When my darling wife passed away last year, some people wondered why I didn’t have some kind of memorial service. Sally and I did not want funerals and she made a point to tell me that prior to her passing.
We lived for 13 years in the same area. We made some friends, but our families were spread out. We never had children as I think it just wasn’t meant to be. Therefore, I was mostly on my own to handle final arrangements.
There was one day in the spring that we had someone from the local funeral home come to our home to discuss her wishes. Sally made her decisions and I went along with them, including not having a funeral. I just couldn’t believe that was happening.
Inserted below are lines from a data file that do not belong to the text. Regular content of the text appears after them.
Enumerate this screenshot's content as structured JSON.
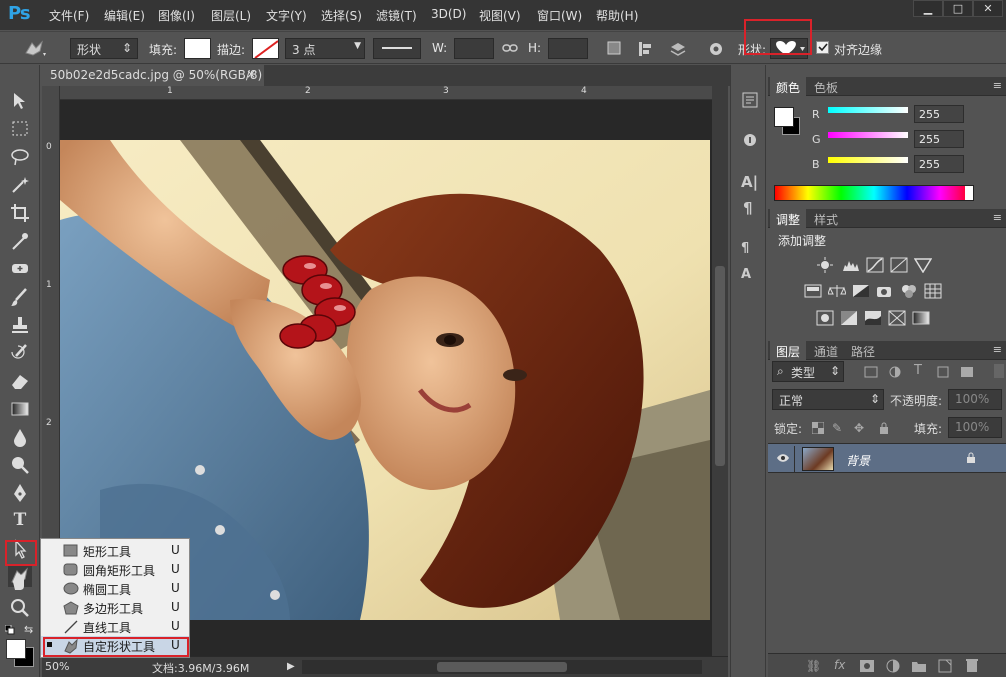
{
  "app": {
    "logo": "Ps"
  },
  "menubar": {
    "items": [
      "文件(F)",
      "编辑(E)",
      "图像(I)",
      "图层(L)",
      "文字(Y)",
      "选择(S)",
      "滤镜(T)",
      "3D(D)",
      "视图(V)",
      "窗口(W)",
      "帮助(H)"
    ],
    "window_buttons": [
      "▁",
      "□",
      "✕"
    ]
  },
  "options": {
    "mode": "形状",
    "fill_label": "填充:",
    "stroke_label": "描边:",
    "stroke_width": "3 点",
    "w_label": "W:",
    "h_label": "H:",
    "shape_label": "形状:",
    "align_edges": "对齐边缘"
  },
  "document": {
    "tab_title": "50b02e2d5cadc.jpg @ 50%(RGB/8)",
    "close": "×"
  },
  "rulers": {
    "top": [
      "1",
      "2",
      "3",
      "4"
    ],
    "left": [
      "0",
      "1",
      "2"
    ]
  },
  "status": {
    "zoom": "50%",
    "doc_info": "文档:3.96M/3.96M"
  },
  "flyout": {
    "items": [
      {
        "label": "矩形工具",
        "key": "U",
        "icon": "rectangle-icon"
      },
      {
        "label": "圆角矩形工具",
        "key": "U",
        "icon": "rounded-rect-icon"
      },
      {
        "label": "椭圆工具",
        "key": "U",
        "icon": "ellipse-icon"
      },
      {
        "label": "多边形工具",
        "key": "U",
        "icon": "polygon-icon"
      },
      {
        "label": "直线工具",
        "key": "U",
        "icon": "line-icon"
      },
      {
        "label": "自定形状工具",
        "key": "U",
        "icon": "custom-shape-icon",
        "selected": true
      }
    ]
  },
  "color_panel": {
    "tabs": [
      "颜色",
      "色板"
    ],
    "channels": [
      {
        "label": "R",
        "value": "255",
        "color": "#00ffff"
      },
      {
        "label": "G",
        "value": "255",
        "color": "#ff00ff"
      },
      {
        "label": "B",
        "value": "255",
        "color": "#ffff00"
      }
    ]
  },
  "adjust_panel": {
    "tabs": [
      "调整",
      "样式"
    ],
    "title": "添加调整"
  },
  "layers_panel": {
    "tabs": [
      "图层",
      "通道",
      "路径"
    ],
    "filter_kind": "类型",
    "blend_mode": "正常",
    "opacity_label": "不透明度:",
    "opacity_value": "100%",
    "lock_label": "锁定:",
    "fill_label": "填充:",
    "fill_value": "100%",
    "layers": [
      {
        "name": "背景"
      }
    ]
  },
  "colors": {
    "accent_highlight": "#d9222a",
    "ps_blue": "#2fa3e6"
  }
}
I still can’t.
Sally never attended any memorial-type service, including the ones involving close relatives. I went to two of them in my lifetime and found the experiences to be draining and upsetting. I just couldn’t bring myself to put together that type of event, or ask someone else to do it. Perhaps others will differ, even strongly, but I stand by my decisions and respected her wishes.
It was also extremely difficult to go to the funeral home and pick up her ashes. Again, I as on my own for this and even trying to remember that event is a bit of a fog. I also had to set a time and place to spread her ashes. It took about 4 months after her passing for me to go to the spot that she wanted to have this done.
My sister, who is also named Sally, flew down from Oregon to go with me on a 2-hour drive, one way, to the location to spread her ashes. It was one of her favorite spots and I would want my ashes to be spread in the same one when my time comes.
The night before the trip, I wanted to be certain that I can properly open the container. It was sealed too well and I had to literally get a hammer and screw drive to open up the bottom. Someone messed that one up. I don’t want to say this was becoming comical, but I could see Sally laughing as some of the ash “poofed out” and went all over, including on me when we got the thing open.
The small container, which is one she would like, still sits in my room. I know there’s a tiny bit of ash left as it was impossible to get all of it out. No, it wasn’t put in a plastic bag like they supposed to be, but I’m okay with that.
After this experience, I’m even more determined to say that I would not want a funeral or memorial service when my day arrives. I did tell a few people, though, if you want to have a big party with lots of wine, then make it a good one.